Il territorio è delimitato a nord dal corso del fiume Serio, che lo divide dalle contrade Dosso e Gavazzo, mentre a est include l'intera valle Bondione. Quest'ultima, chiusa alla testata dal passo di Bondione, è compresa tra le creste dei monti Cimone e Pomnolo a nord-est, e dallo spartiacque orografico che va dal monte Sasna al passo della Manina a sud-est, che funge anche da confine amministrativo con Vilminore di Scalve. A sud è invece la costa tra i monti Sponda Vaga e Vigna Soliva, area in cui si sviluppano la Valle dell'Asta e la tributaria Val Stretta, a suddividere le competenze territoriali con l'altra frazione Fiumenero.
La rete viaria è composta da una sola arteria, la strada provinciale SP49 dell'alta val Seriana, che si inerpica dal capoluogo Valbondione, da cui dista circa cinque chilometri e termina presso l'abitato.
Per ciò che concerne l'idrografia, numerosi sono i piccoli corsi d'acqua che bagnano il territorio: per lo più si tratta di torrenti che si gonfiano solo in seguito ad abbondanti piogge e che raccolgono le acque in eccesso provenienti dai monti circostanti. Il principale di questi è il torrente Bondione, che dà il nome alla vallata. Il Bondione va poi a cadere nel fiume Serio a Valbondione attraverso la cascata Düc.
Esistono due teorie formulate dagli studiosi riguardo all'origine del nome. La prima vorrebbe farlo derivare dal gentilizio romano "Alletius", traslato prima in "Litius", poi in "Liccius", a cui venne applicato il suffisso diminutivo "-olus", da cui "Licciolus". L'altra, meno probabile, ricondurrebbe invece l'etimo alla voce latina Ilicea, derivante da ilix e ilicis, (indicante l'albero di leccio), poi traslata nella voce tardo-latino "liciola", che starebbe a indicare un boschetto di lecci[2].
Basandosi sul dialetto locale (variante del bergamasco) appare però molto più semplice far derivare Liddöla da Lédda (slitta usata per il trasporto della legna).[3]

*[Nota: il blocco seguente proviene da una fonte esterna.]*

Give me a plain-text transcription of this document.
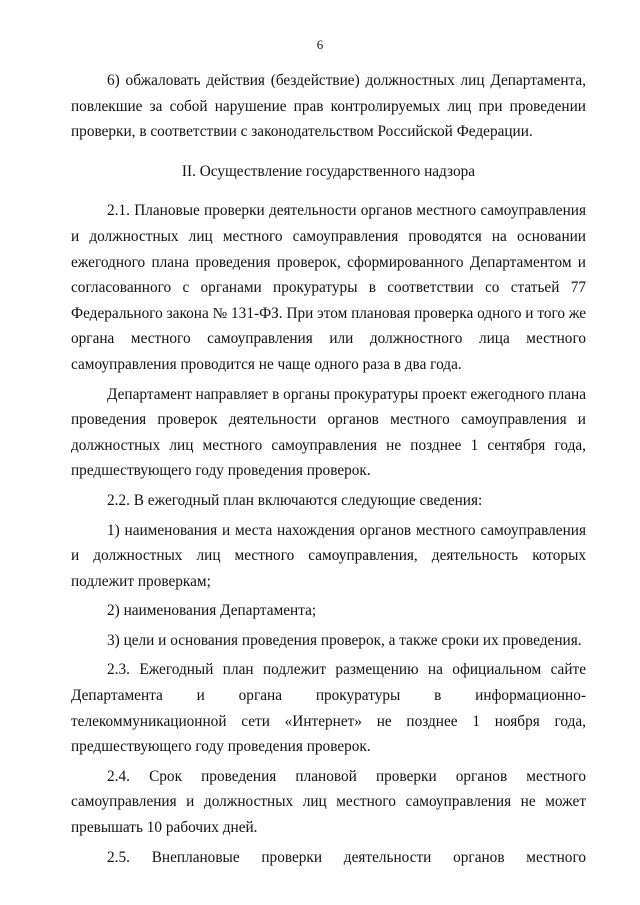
6

6) обжаловать действия (бездействие) должностных лиц Департамента, повлекшие за собой нарушение прав контролируемых лиц при проведении проверки, в соответствии с законодательством Российской Федерации.

II. Осуществление государственного надзора

2.1. Плановые проверки деятельности органов местного самоуправления и должностных лиц местного самоуправления проводятся на основании ежегодного плана проведения проверок, сформированного Департаментом и согласованного с органами прокуратуры в соответствии со статьей 77 Федерального закона № 131-ФЗ. При этом плановая проверка одного и того же органа местного самоуправления или должностного лица местного самоуправления проводится не чаще одного раза в два года.

Департамент направляет в органы прокуратуры проект ежегодного плана проведения проверок деятельности органов местного самоуправления и должностных лиц местного самоуправления не позднее 1 сентября года, предшествующего году проведения проверок.

2.2. В ежегодный план включаются следующие сведения:

1) наименования и места нахождения органов местного самоуправления и должностных лиц местного самоуправления, деятельность которых подлежит проверкам;

2) наименования Департамента;

3) цели и основания проведения проверок, а также сроки их проведения.

2.3. Ежегодный план подлежит размещению на официальном сайте Департамента и органа прокуратуры в информационно-телекоммуникационной сети «Интернет» не позднее 1 ноября года, предшествующего году проведения проверок.

2.4. Срок проведения плановой проверки органов местного самоуправления и должностных лиц местного самоуправления не может превышать 10 рабочих дней.

2.5. Внеплановые проверки деятельности органов местного
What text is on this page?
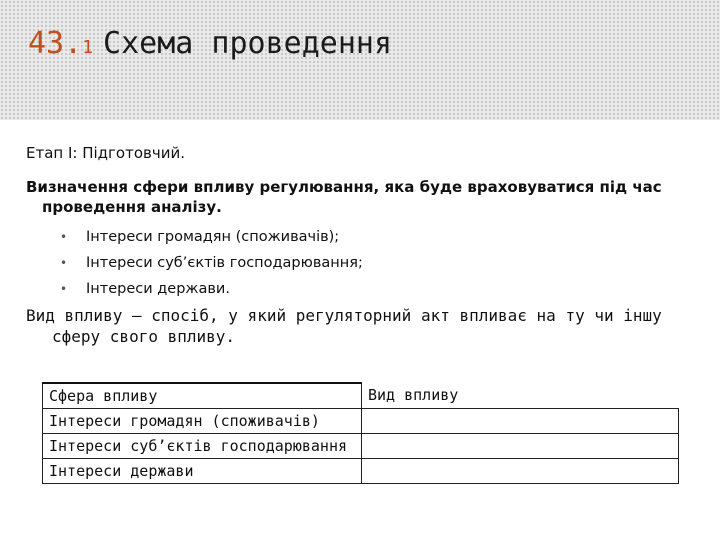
43.1 Схема проведення
Етап І: Підготовчий.
Визначення сфери впливу регулювання, яка буде враховуватися під час проведення аналізу.
• Інтереси громадян (споживачів);
• Інтереси суб’єктів господарювання;
• Інтереси держави.
Вид впливу – спосіб, у який регуляторний акт впливає на ту чи іншу сферу свого впливу.
Сфера впливу	Вид впливу
Інтереси громадян (споживачів)	
Інтереси суб’єктів господарювання	
Інтереси держави	
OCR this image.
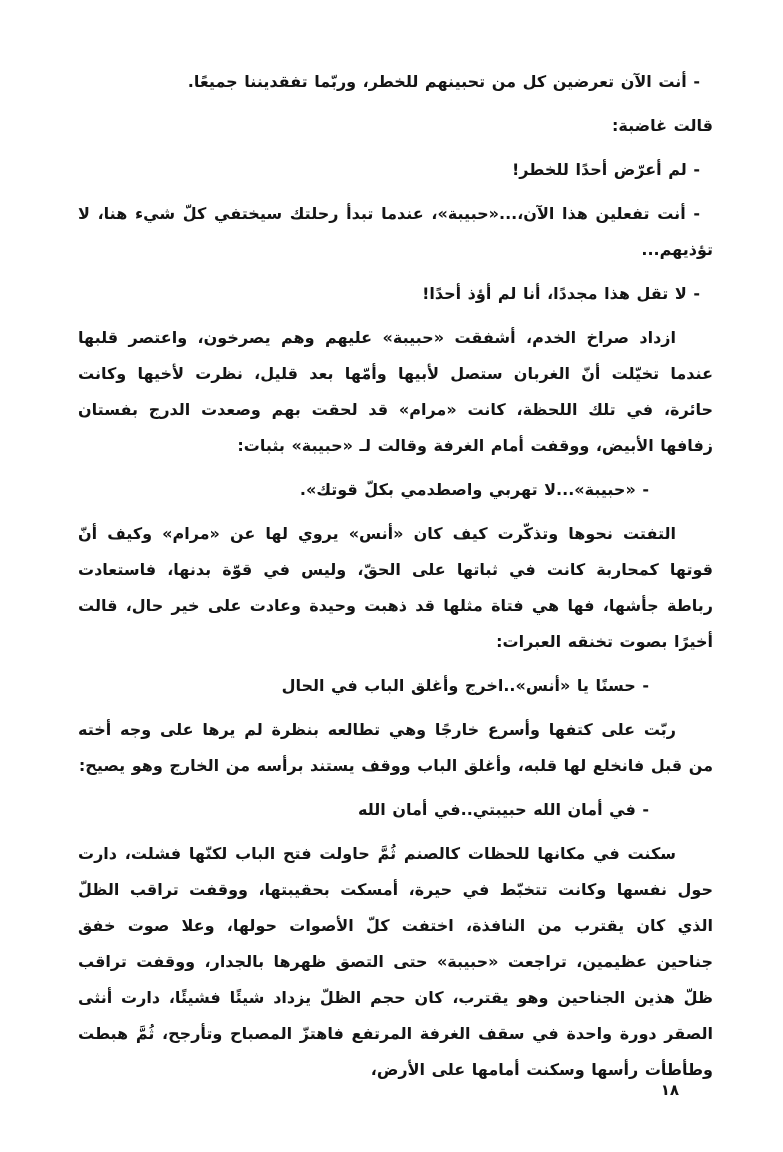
- أنت الآن تعرضين كل من تحبينهم للخطر، وربّما تفقديننا جميعًا.

قالت غاضبة:

- لم أعرّض أحدًا للخطر!

- أنت تفعلين هذا الآن،...«حبيبة»، عندما تبدأ رحلتك سيختفي كلّ شيء هنا، لا تؤذيهم...

- لا تقل هذا مجددًا، أنا لم أؤذ أحدًا!

ازداد صراخ الخدم، أشفقت «حبيبة» عليهم وهم يصرخون، واعتصر قلبها عندما تخيّلت أنّ الغربان ستصل لأبيها وأمّها بعد قليل، نظرت لأخيها وكانت حائرة، في تلك اللحظة، كانت «مرام» قد لحقت بهم وصعدت الدرج بفستان زفافها الأبيض، ووقفت أمام الغرفة وقالت لـ «حبيبة» بثبات:

- «حبيبة»...لا تهربي واصطدمي بكلّ قوتك».

التفتت نحوها وتذكّرت كيف كان «أنس» يروي لها عن «مرام» وكيف أنّ قوتها كمحاربة كانت في ثباتها على الحقّ، وليس في قوّة بدنها، فاستعادت رباطة جأشها، فها هي فتاة مثلها قد ذهبت وحيدة وعادت على خير حال، قالت أخيرًا بصوت تخنقه العبرات:

- حسنًا يا «أنس»..اخرج وأغلق الباب في الحال

ربّت على كتفها وأسرع خارجًا وهي تطالعه بنظرة لم يرها على وجه أخته من قبل فانخلع لها قلبه، وأغلق الباب ووقف يستند برأسه من الخارج وهو يصيح:

- في أمان الله حبيبتي..في أمان الله

سكنت في مكانها للحظات كالصنم ثُمَّ حاولت فتح الباب لكنّها فشلت، دارت حول نفسها وكانت تتخبّط في حيرة، أمسكت بحقيبتها، ووقفت تراقب الظلّ الذي كان يقترب من النافذة، اختفت كلّ الأصوات حولها، وعلا صوت خفق جناحين عظيمين، تراجعت «حبيبة» حتى التصق ظهرها بالجدار، ووقفت تراقب ظلّ هذين الجناحين وهو يقترب، كان حجم الظلّ يزداد شيئًا فشيئًا، دارت أنثى الصقر دورة واحدة في سقف الغرفة المرتفع فاهتزّ المصباح وتأرجح، ثُمَّ هبطت وطأطأت رأسها وسكنت أمامها على الأرض،

١٨
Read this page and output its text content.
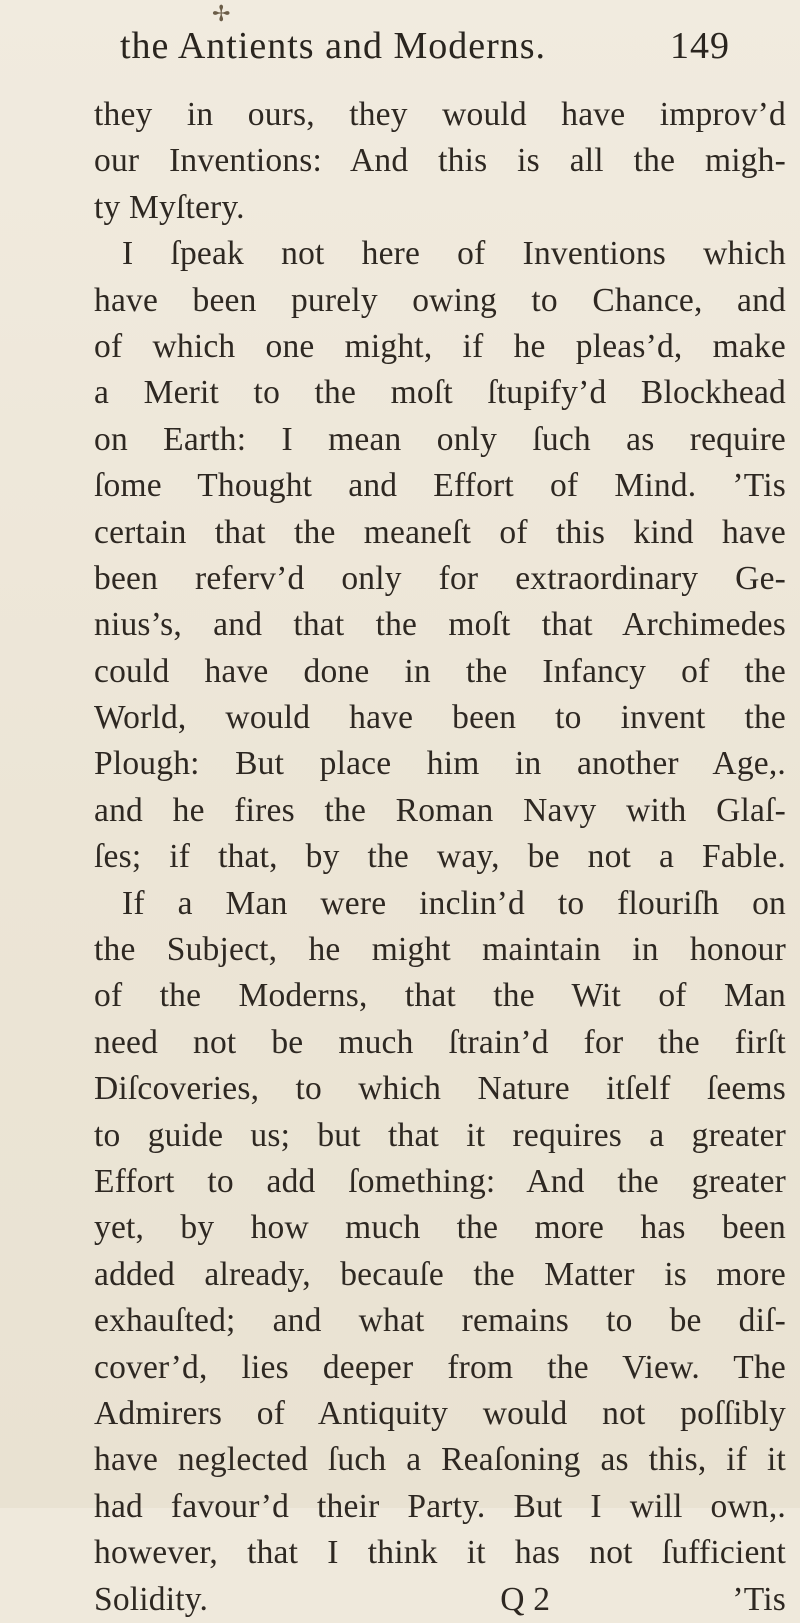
✢
the Antients and Moderns.	149
they in ours, they would have improv’d
our Inventions: And this is all the migh-
ty Myſtery.
I ſpeak not here of Inventions which
have been purely owing to Chance, and
of which one might, if he pleas’d, make
a Merit to the moſt ſtupify’d Blockhead
on Earth: I mean only ſuch as require
ſome Thought and Effort of Mind. ’Tis
certain that the meaneſt of this kind have
been referv’d only for extraordinary Ge-
nius’s, and that the moſt that Archimedes
could have done in the Infancy of the
World, would have been to invent the
Plough: But place him in another Age,.
and he fires the Roman Navy with Glaſ-
ſes; if that, by the way, be not a Fable.
If a Man were inclin’d to flouriſh on
the Subject, he might maintain in honour
of the Moderns, that the Wit of Man
need not be much ſtrain’d for the firſt
Diſcoveries, to which Nature itſelf ſeems
to guide us; but that it requires a greater
Effort to add ſomething: And the greater
yet, by how much the more has been
added already, becauſe the Matter is more
exhauſted; and what remains to be diſ-
cover’d, lies deeper from the View. The
Admirers of Antiquity would not poſſibly
have neglected ſuch a Reaſoning as this, if it
had favour’d their Party. But I will own,.
however, that I think it has not ſufficient
Solidity.	Q 2	’Tis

I numerosi utensili utilizzati per l'estrazione mineraria, quali scalpelli e punte, rinvenuti nelle gallerie poste sulle pendici del monti che circondando Lizzola, portano a considerare che vi fossero sporadici insediamenti abitativi sul territorio, già nell'epoca romana. L'attività mineraria portò un ingente numero di schiavi (citati da Plinio il Vecchio come Damnati ad metalla)[4], le cui abitazioni avrebbero creato il primo agglomerato urbano.[5]
Nei secoli successivi alla caduta dell'Impero Romano, la zona venne abitata da sporadici gruppi di persone che vi si rifugiavano per trovare scampo alle scorrerie e alle incursioni delle tribù guerriere che imperversavano nei fondovalle. Dal 1202 Lizzola risulta inserita nella Grande comunità di Valle di Scalve che era una federazione di vicinie, ognuna dotata di organi deliberativi ed esecutivi autonomi fino a diventare comune o comunello nel 1789.[6]
La contrada di Lizzola, dal 1486 era una società di fatto. L'atto di fondazione, avviene nel 1575, ed elenca i beni posti in società dei vicini di Lizzola a uso comune. La frazione assume in questo periodo, diversi nomi "Vicìnia di Lizzola", "Società Vicìni di Lizzola" o semplicemente "Contrada di Lizzola".
Per gran parte del periodo medievale Lizzola, al pari degli altri piccoli centri della valle Bondione, gravitò costantemente sia in campo amministrativo che in quello religioso nell'ambito della valle di Scalve. Nonostante questa fosse posta sull'opposto versante orografico e raggiungibile soltanto a piedi tramite il passo della Manina e il passo di Bondione, entrambi posti lungo angusti sentieri, legò a sé Lizzola nell'Istituzione denominata Comunità Grande di Scalve, facendola inoltre dipendere dalla chiesa prepositurale di Vilminore.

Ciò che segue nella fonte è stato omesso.